Study participants were followed through the 2007 soccer season, with roughly half (777 girls playing on 48 different teams) assigned to the prevention program, while the other half (729 girls on 49 different teams) participated in their regular training regimes. Girls in the prevention program were educated about the risk of knee injury, given specific warm-up routines, and asked to perform regular exercises to improve muscle strength, balance, and overall mobility, while reducing strain on the knee. The full routine of exercises—such as backward or zig-zag jogging during warm-up or single leg jumps and walking lunges to promote balance and strength, respectively—took about 20 to 25 minutes to complete, and teams were instructed to do the full run-through twice a week during preseason, and once a week during the regular season.
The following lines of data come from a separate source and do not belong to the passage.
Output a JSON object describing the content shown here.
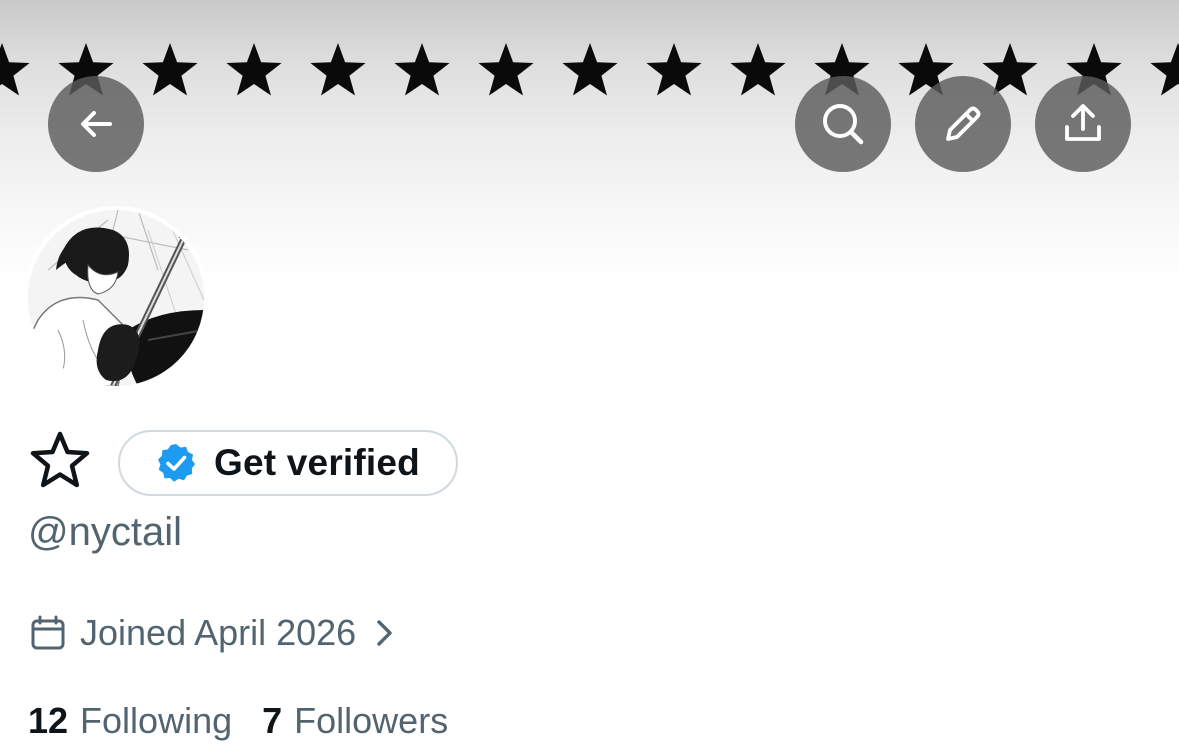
{
  "header": {
    "back_icon": "arrow-left-icon",
    "search_icon": "search-icon",
    "edit_icon": "pencil-icon",
    "share_icon": "share-upload-icon",
    "banner_pattern": "row of black stars"
  },
  "profile": {
    "display_name_icon": "star-outline-icon",
    "verify_button_label": "Get verified",
    "verify_badge_color": "#1d9bf0",
    "handle": "@nyctail",
    "joined_text": "Joined April 2026",
    "following_count": "12",
    "following_label": "Following",
    "followers_count": "7",
    "followers_label": "Followers"
  },
  "colors": {
    "text_primary": "#0f1419",
    "text_secondary": "#536471",
    "pill_border": "#cfd9de",
    "header_button_bg": "#5c5c5c"
  }
}
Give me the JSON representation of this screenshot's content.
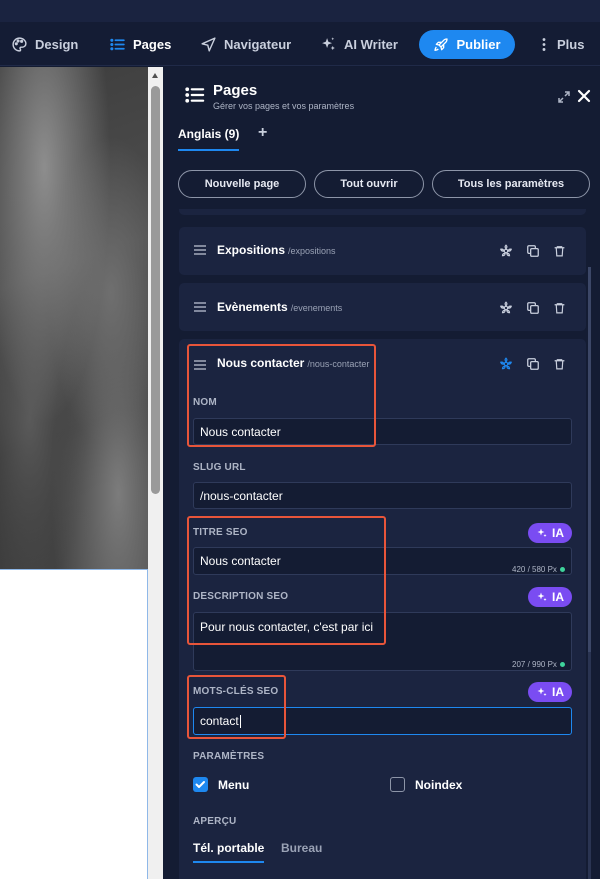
{
  "toolbar": {
    "design": "Design",
    "pages": "Pages",
    "navigator": "Navigateur",
    "ai_writer": "AI Writer",
    "publish": "Publier",
    "more": "Plus"
  },
  "panel": {
    "title": "Pages",
    "subtitle": "Gérer vos pages et vos paramètres",
    "lang_tab": "Anglais (9)",
    "add_tab": "+",
    "btn_new": "Nouvelle page",
    "btn_open_all": "Tout ouvrir",
    "btn_all_params": "Tous les paramètres"
  },
  "pages": [
    {
      "name": "Expositions",
      "slug": "/expositions"
    },
    {
      "name": "Evènements",
      "slug": "/evenements"
    },
    {
      "name": "Nous contacter",
      "slug": "/nous-contacter"
    }
  ],
  "form": {
    "nom_label": "NOM",
    "nom_value": "Nous contacter",
    "slug_label": "SLUG URL",
    "slug_value": "/nous-contacter",
    "seo_title_label": "TITRE SEO",
    "seo_title_value": "Nous contacter",
    "seo_title_counter": "420 / 580 Px",
    "seo_desc_label": "DESCRIPTION SEO",
    "seo_desc_value": "Pour nous contacter, c'est par ici",
    "seo_desc_counter": "207 / 990 Px",
    "keywords_label": "MOTS-CLÉS SEO",
    "keywords_value": "contact",
    "ia_label": "IA",
    "params_label": "PARAMÈTRES",
    "menu_label": "Menu",
    "menu_checked": true,
    "noindex_label": "Noindex",
    "noindex_checked": false,
    "preview_label": "APERÇU",
    "preview_tabs": [
      "Tél. portable",
      "Bureau"
    ]
  },
  "colors": {
    "accent": "#1e88f0",
    "ia": "#7a4cf2",
    "highlight": "#e8553a",
    "counter_ok": "#3ed39b"
  }
}
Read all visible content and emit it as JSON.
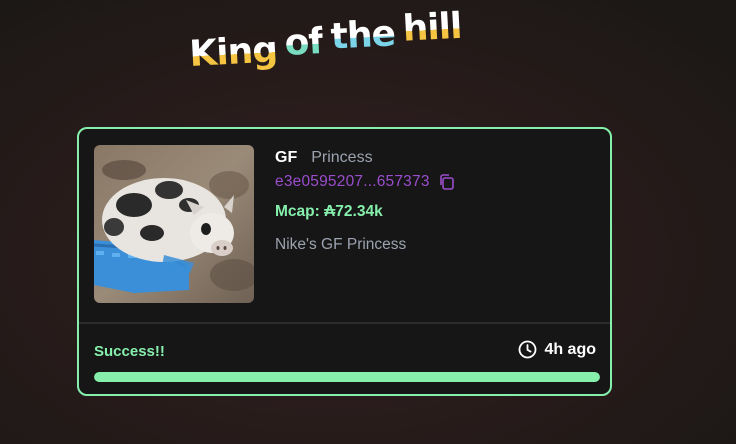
{
  "header": {
    "title_words": [
      "King",
      "of",
      "the",
      "hill"
    ]
  },
  "token": {
    "ticker": "GF",
    "name": "Princess",
    "address": "e3e0595207...657373",
    "mcap": "Mcap: ₳72.34k",
    "description": "Nike's GF Princess",
    "image_alt": "pig-in-blue-tub-photo"
  },
  "footer": {
    "status": "Success!!",
    "time": "4h ago",
    "progress_percent": 100
  },
  "colors": {
    "accent_green": "#86efac",
    "address_purple": "#9b4dcc",
    "card_bg": "#161616"
  },
  "icons": [
    "copy-icon",
    "clock-icon"
  ]
}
Over the course of the season, girls in the intervention group not only suffered fewer injuries, but those that they did endure were less severe than those suffered by players in the control group. Whereas the three girls in the prevention program who suffered severe knee injuries regained full range of motion and activity within six months, of the 13 girls in the control group who hurt their knees, only four were full recuperated six months later. What’s more, when the researchers analyzed non-contact injuries, the protective value of the intervention program was more evident—girls who did the program were 90% less likely to suffer a non-contact-related injury than those in the control group.

The numbers, the authors say, speak for themselves, as does the high level of participation among players. Of the 48 teams included in the intervention group, only three reported compliance levels lower than 75%, meaning that the vast majority of players kept up with the prescribed warm ups and exercises. What’s more, even after the season had ended, 16 teams said that they continued using components of the preventive program, while 7 teams said they continued to practice the regime in its entirety—staying power made more significant by the fact that none of the players were aware of the study results. As the authors write, “The high compliance rate in this study suggests that the program is easy to implement and incorporate into regular soccer practice.”